President Donald Trump brushed off criticism Friday from former first lady Barbara Bush before her death, which was recently revealed in a new biography.
“I have heard that she was nasty to me, but she should be. Look what I did to her sons,” Trump said Thursday in an interview with The Washington Times. (RELATED: Jeb Bush Wants ‘Someone’ To Challenge Trump In GOP Primaries)
Bush told biographer Susan Page before her death that she did not like Trump going all the way back to the 1990s when she wrote in her diary, “Trump now means greed, selfishness and ugly. So sad.” Bush elaborated that because of Trump’s takeover of the Republican party that she would no longer say she is a Republican.
Bush also kept a countdown clock by her bedside, which was marked to the end of Trump’s first term in office, and blamed him for a heart attack that she suffered before she died. Bush died in April 2018 and was given a full state funeral. Her husband, former President George H.W. Bush, passed away in November 2018.

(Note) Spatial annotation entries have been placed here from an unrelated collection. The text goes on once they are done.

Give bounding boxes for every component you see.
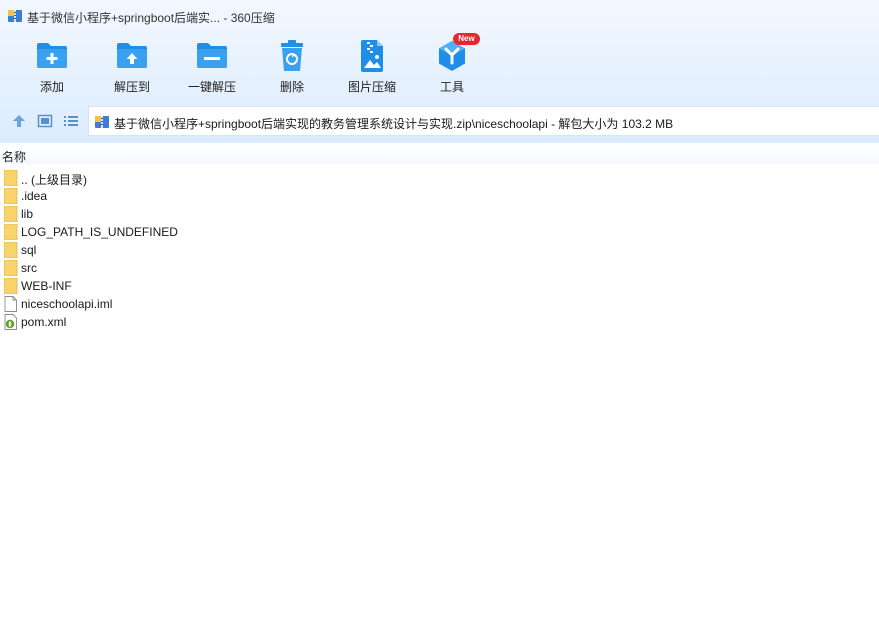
image-compress-button[interactable]: 图片压缩 xyxy=(332,36,412,98)
folder-icon xyxy=(4,224,18,240)
add-folder-icon xyxy=(37,43,67,68)
folder-icon xyxy=(4,242,18,258)
extract-to-button[interactable]: 解压到 xyxy=(92,36,172,98)
navigation-bar: 基于微信小程序+springboot后端实现的教务管理系统设计与实现.zip\n… xyxy=(0,106,879,137)
folder-icon xyxy=(4,260,18,276)
one-click-extract-icon xyxy=(197,43,227,68)
one-click-extract-button[interactable]: 一键解压 xyxy=(172,36,252,98)
list-item[interactable]: .idea xyxy=(0,187,879,205)
header-area: 基于微信小程序+springboot后端实... - 360压缩 添加 解压到 xyxy=(0,0,879,143)
thumbnail-view-icon[interactable] xyxy=(37,113,53,129)
delete-button[interactable]: 删除 xyxy=(252,36,332,98)
column-name-header[interactable]: 名称 xyxy=(2,148,26,165)
list-item[interactable]: WEB-INF xyxy=(0,277,879,295)
file-icon xyxy=(4,296,17,312)
add-button[interactable]: 添加 xyxy=(12,36,92,98)
list-item[interactable]: niceschoolapi.iml xyxy=(0,295,879,313)
list-item[interactable]: .. (上级目录) xyxy=(0,169,879,187)
list-item[interactable]: lib xyxy=(0,205,879,223)
recycle-bin-icon xyxy=(281,40,303,71)
image-compress-icon xyxy=(361,40,383,72)
column-header: 名称 xyxy=(0,146,879,164)
file-list: .. (上级目录) .idea lib LOG_PATH_IS_UNDEFINE… xyxy=(0,169,879,331)
app-window: 基于微信小程序+springboot后端实... - 360压缩 添加 解压到 xyxy=(0,0,879,633)
list-item[interactable]: sql xyxy=(0,241,879,259)
archive-icon xyxy=(95,116,109,128)
xml-file-icon xyxy=(4,314,17,330)
extract-to-icon xyxy=(117,43,147,68)
folder-icon xyxy=(4,170,18,186)
tools-button[interactable]: 工具 xyxy=(412,36,492,98)
title-bar: 基于微信小程序+springboot后端实... - 360压缩 xyxy=(0,0,879,32)
folder-icon xyxy=(4,278,18,294)
list-item[interactable]: pom.xml xyxy=(0,313,879,331)
archive-app-icon xyxy=(8,10,22,22)
list-item[interactable]: LOG_PATH_IS_UNDEFINED xyxy=(0,223,879,241)
address-bar[interactable]: 基于微信小程序+springboot后端实现的教务管理系统设计与实现.zip\n… xyxy=(88,106,879,136)
folder-icon xyxy=(4,206,18,222)
address-path: 基于微信小程序+springboot后端实现的教务管理系统设计与实现.zip\n… xyxy=(114,117,674,131)
list-view-icon[interactable] xyxy=(63,113,79,129)
main-toolbar: 添加 解压到 一键解压 删除 图片压缩 工具 New xyxy=(0,33,879,98)
new-badge: New xyxy=(453,33,480,45)
folder-icon xyxy=(4,188,18,204)
window-title: 基于微信小程序+springboot后端实... - 360压缩 xyxy=(27,11,275,25)
list-item[interactable]: src xyxy=(0,259,879,277)
up-arrow-icon[interactable] xyxy=(11,113,27,129)
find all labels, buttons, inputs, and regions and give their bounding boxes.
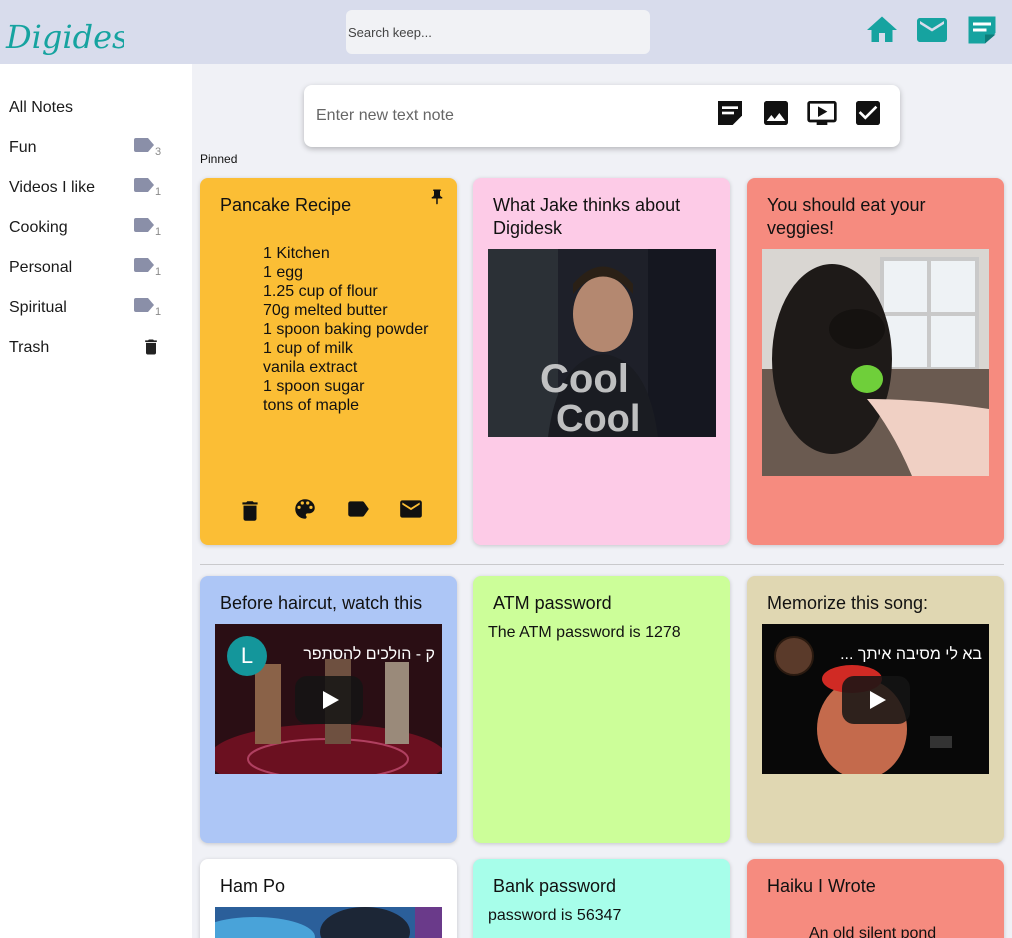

Trump had an acrimonious relationship with the Bush family throughout the 2016 presidential campaign and said he believes that Bush’s criticism of him stems from that.
“Look, she’s the mother of somebody that I competed against … most people thought [Jeb] was going to win and he was quickly out … I hit him very hard in South Carolina … remember? He was supposed to win South Carolina and I won it in a landslide,” Trump continued in his latest remarks. “I hit him so hard.”